Provando ser possível resgatar o uso e a importância desse transporte alternativo, surgiu em 2006 a Expedição Carona Interativa, projeto que já contornou todo o litoral brasileiro somente na carona e agora pretende mostrar a viabilidade dessa prática em outros países da América do Sul.
Durante as etapas nacionais, que duraram cerca de cinco meses entre Curitiba e São Luis do Maranhão, foram registrados centenas de relatos e fotografias no blog da expedição, divulgando informações de lugares paradisíacos e desconhecidos, além de incontáveis histórias de curtição que deixaria até o Dr. Love com inveja!
Para ajudar os leitores que ainda não descobriram a incrível sensação de viajar dessa forma, a Expedição coloca aqui algumas dicas básicas de como pegar carona com tranqüilidade e curtir o lado bom da vida!
Antes de tudo, o aspirante a caroneiro deve ter consciência do seguinte lema: “nunca dar trabalho ao motorista”. Deve-se facilitar ao máximo a vida do condutor, para que ele possa identificar o caroneiro, parar com segurança e forncer carona sem nenhuma dificuldade.

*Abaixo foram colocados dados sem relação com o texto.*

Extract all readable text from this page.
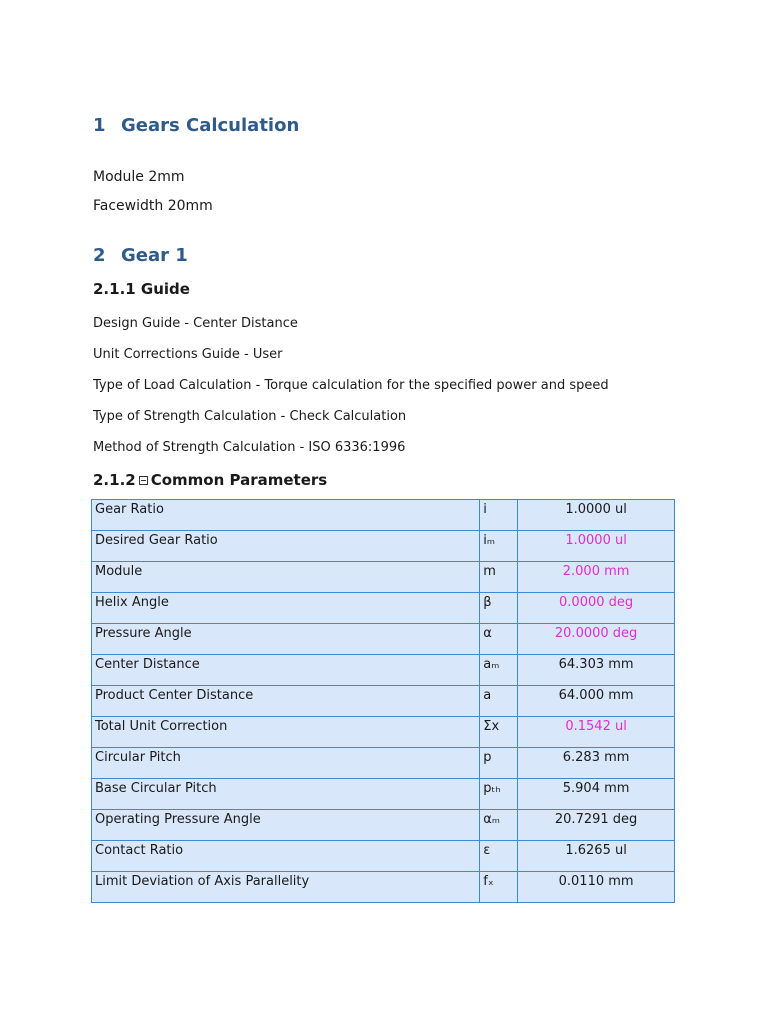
1 Gears Calculation

Module 2mm

Facewidth 20mm

2 Gear 1
2.1.1 Guide

Design Guide - Center Distance

Unit Corrections Guide - User

Type of Load Calculation - Torque calculation for the specified power and speed

Type of Strength Calculation - Check Calculation

Method of Strength Calculation - ISO 6336:1996

2.1.2 Common Parameters
Gear Ratio	i	1.0000 ul
Desired Gear Ratio	iₘ	1.0000 ul
Module	m	2.000 mm
Helix Angle	β	0.0000 deg
Pressure Angle	α	20.0000 deg
Center Distance	aₘ	64.303 mm
Product Center Distance	a	64.000 mm
Total Unit Correction	Σx	0.1542 ul
Circular Pitch	p	6.283 mm
Base Circular Pitch	pₜₕ	5.904 mm
Operating Pressure Angle	αₘ	20.7291 deg
Contact Ratio	ε	1.6265 ul
Limit Deviation of Axis Parallelity	fₓ	0.0110 mm
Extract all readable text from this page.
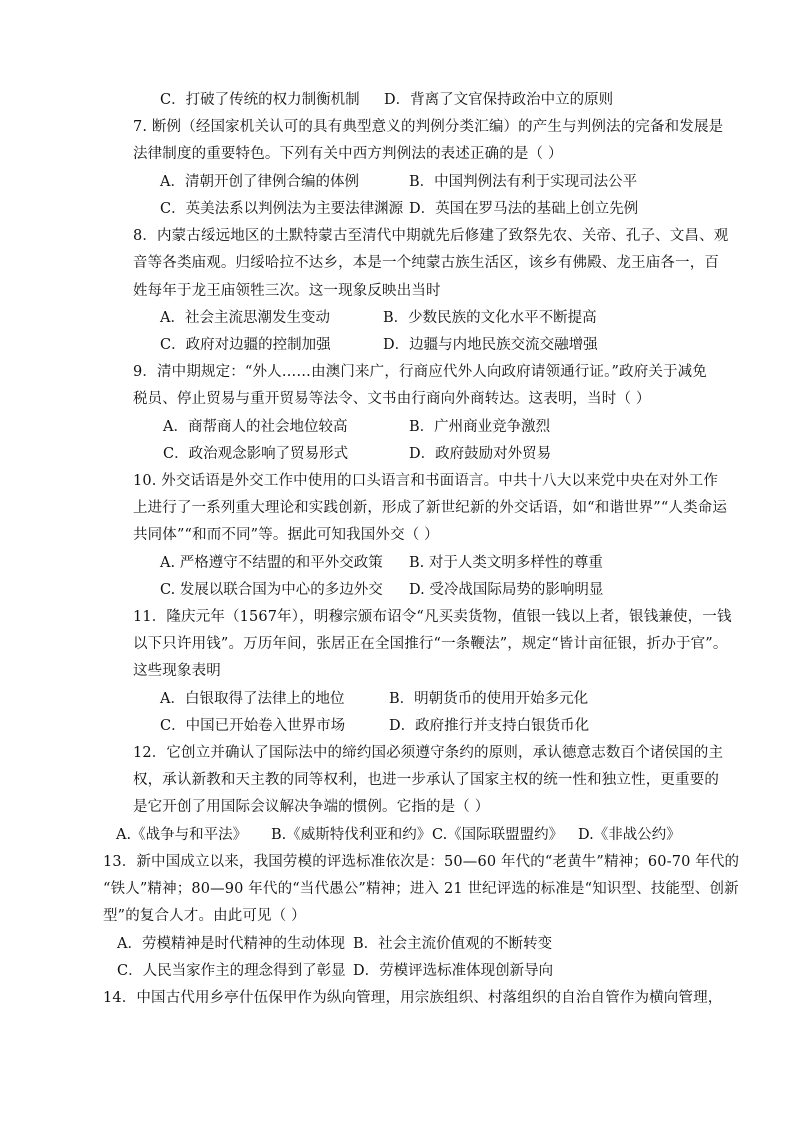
C．打破了传统的权力制衡机制 D．背离了文官保持政治中立的原则
7. 断例（经国家机关认可的具有典型意义的判例分类汇编）的产生与判例法的完备和发展是
法律制度的重要特色。下列有关中西方判例法的表述正确的是（ ）
A．清朝开创了律例合编的体例	B．中国判例法有利于实现司法公平
C．英美法系以判例法为主要法律渊源 D．英国在罗马法的基础上创立先例
8．内蒙古绥远地区的土默特蒙古至清代中期就先后修建了致祭先农、关帝、孔子、文昌、观
音等各类庙观。归绥哈拉不达乡，本是一个纯蒙古族生活区，该乡有佛殿、龙王庙各一，百
姓每年于龙王庙领牲三次。这一现象反映出当时
A．社会主流思潮发生变动	B．少数民族的文化水平不断提高
C．政府对边疆的控制加强	D．边疆与内地民族交流交融增强
9．清中期规定：“外人……由澳门来广，行商应代外人向政府请领通行证。”政府关于减免
税员、停止贸易与重开贸易等法令、文书由行商向外商转达。这表明，当时（ ）
A．商帮商人的社会地位较高	B．广州商业竞争激烈
C．政治观念影响了贸易形式	D．政府鼓励对外贸易
10. 外交话语是外交工作中使用的口头语言和书面语言。中共十八大以来党中央在对外工作
上进行了一系列重大理论和实践创新，形成了新世纪新的外交话语，如“和谐世界”“人类命运
共同体”“和而不同”等。据此可知我国外交（ ）
A. 严格遵守不结盟的和平外交政策 B. 对于人类文明多样性的尊重
C. 发展以联合国为中心的多边外交 D. 受冷战国际局势的影响明显
11．隆庆元年（1567年），明穆宗颁布诏令“凡买卖货物，值银一钱以上者，银钱兼使，一钱
以下只许用钱”。万历年间，张居正在全国推行“一条鞭法”，规定“皆计亩征银，折办于官”。
这些现象表明
A．白银取得了法律上的地位	B．明朝货币的使用开始多元化
C．中国已开始卷入世界市场	D．政府推行并支持白银货币化
12．它创立并确认了国际法中的缔约国必须遵守条约的原则，承认德意志数百个诸侯国的主
权，承认新教和天主教的同等权利，也进一步承认了国家主权的统一性和独立性，更重要的
是它开创了用国际会议解决争端的惯例。它指的是（ ）
A.《战争与和平法》 B.《威斯特伐利亚和约》 C.《国际联盟盟约》 D.《非战公约》
13．新中国成立以来，我国劳模的评选标准依次是：50—60 年代的“老黄牛”精神；60-70 年代的
“铁人”精神；80—90 年代的“当代愚公”精神；进入 21 世纪评选的标准是“知识型、技能型、创新
型”的复合人才。由此可见（ ）
A．劳模精神是时代精神的生动体现 B．社会主流价值观的不断转变
C．人民当家作主的理念得到了彰显 D．劳模评选标准体现创新导向
14．中国古代用乡亭什伍保甲作为纵向管理，用宗族组织、村落组织的自治自管作为横向管理，
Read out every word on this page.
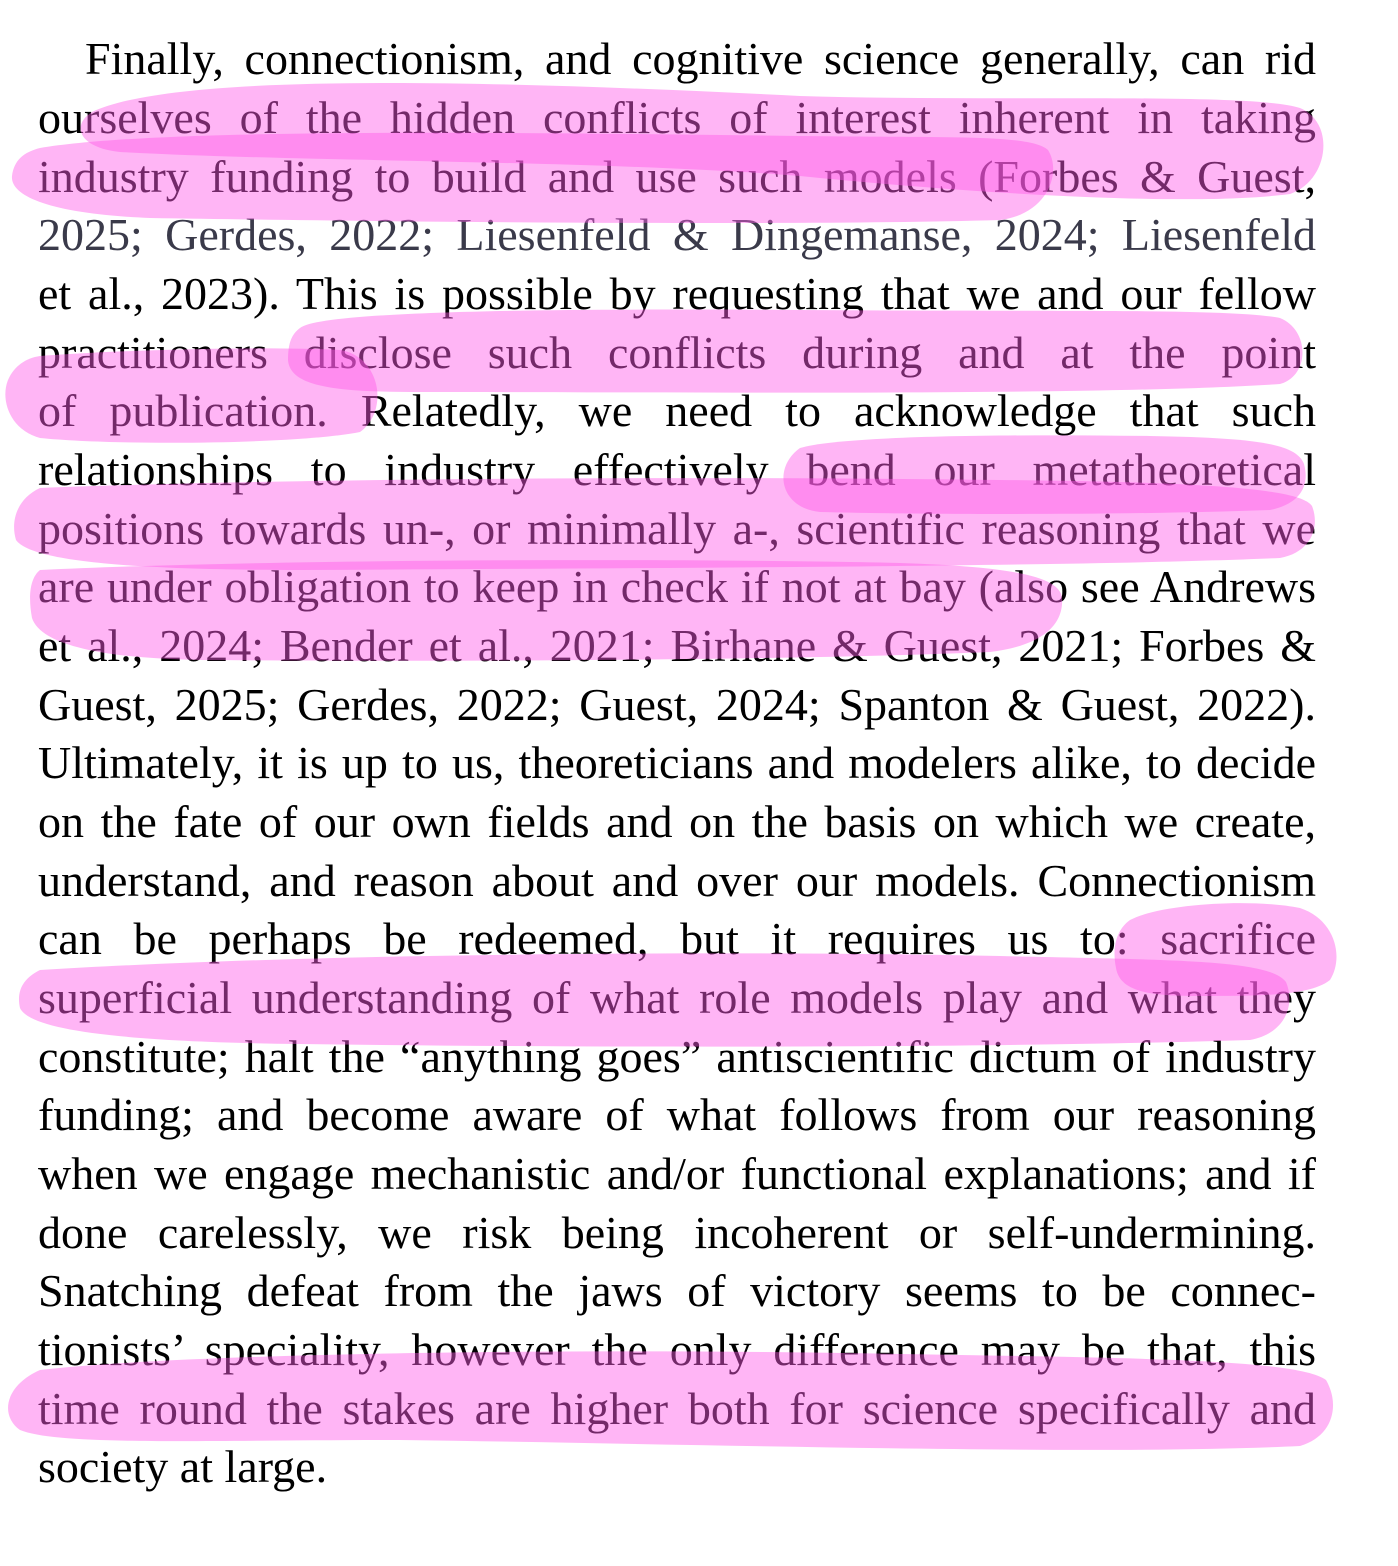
Finally, connectionism, and cognitive science generally, can rid
ourselves of the hidden conflicts of interest inherent in taking
industry funding to build and use such models (Forbes & Guest,
2025; Gerdes, 2022; Liesenfeld & Dingemanse, 2024; Liesenfeld
et al., 2023). This is possible by requesting that we and our fellow
practitioners disclose such conflicts during and at the point
of publication. Relatedly, we need to acknowledge that such
relationships to industry effectively bend our metatheoretical
positions towards un-, or minimally a-, scientific reasoning that we
are under obligation to keep in check if not at bay (also see Andrews
et al., 2024; Bender et al., 2021; Birhane & Guest, 2021; Forbes &
Guest, 2025; Gerdes, 2022; Guest, 2024; Spanton & Guest, 2022).
Ultimately, it is up to us, theoreticians and modelers alike, to decide
on the fate of our own fields and on the basis on which we create,
understand, and reason about and over our models. Connectionism
can be perhaps be redeemed, but it requires us to: sacrifice
superficial understanding of what role models play and what they
constitute; halt the “anything goes” antiscientific dictum of industry
funding; and become aware of what follows from our reasoning
when we engage mechanistic and/or functional explanations; and if
done carelessly, we risk being incoherent or self-undermining.
Snatching defeat from the jaws of victory seems to be connec-
tionists’ speciality, however the only difference may be that, this
time round the stakes are higher both for science specifically and
society at large.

1) Viaje sozinho ou em casal

Carona não é fácil, imagine então viajar junto com mais de duas pessoas e achar espaço para embarcar todo mundo. Sozinho você consegue encarar as caronas mais impossíveis, em lugares que às vezes mal cabe sua mochila.
carona
O ângulo certo do dedão faz toda a diferença
Viajando em casal, a mulher desponta uma atenção maior do motorista, fazendo muita gente encostar para ajudar. Já dois homens, por exemplo, inibem o condutor solitário, que mesmo disposto a dar carona, não vai parar por falta de segurança, pois no pensamento dele caso aconteça algo são 2 contra 1.

2) Se posicione no lugar certo

Na beira do acostamento o motorista precisa ver você. Para que isso ocorra com maior tranqüilidade, o trânsito tem que estar lento, devagar. Poucos têm a boa vontade de socorrer um viajante quando o carro está voando a 120 km/h.
Deve-se procurar um ponto de redução de velocidade, após cruzamentos viários, entroncamentos, trevos, lombadas ou postos da polícia rodoviária. Se nada disso estiver por perto, fique num trecho reto da estrada, sem subidas, descidas ou curvas perigosas. Certifique-se que o acostamento é seguro, longe de buracos ou desníveis para o motorista parar com facilidade.

3) Fuja da área urbana

Locais urbanos circulam muita gente, dando uma sensação de insegurança para o motorista amigo da carona.
Sem falar das saídas de muitas cidades, com periferias perigosas para qualquer cidadão. Nos grandes centros a melhor coisa a fazer é pegar um ônibus para uma cidadezinha próxima, onde possa descolar carona sem medo.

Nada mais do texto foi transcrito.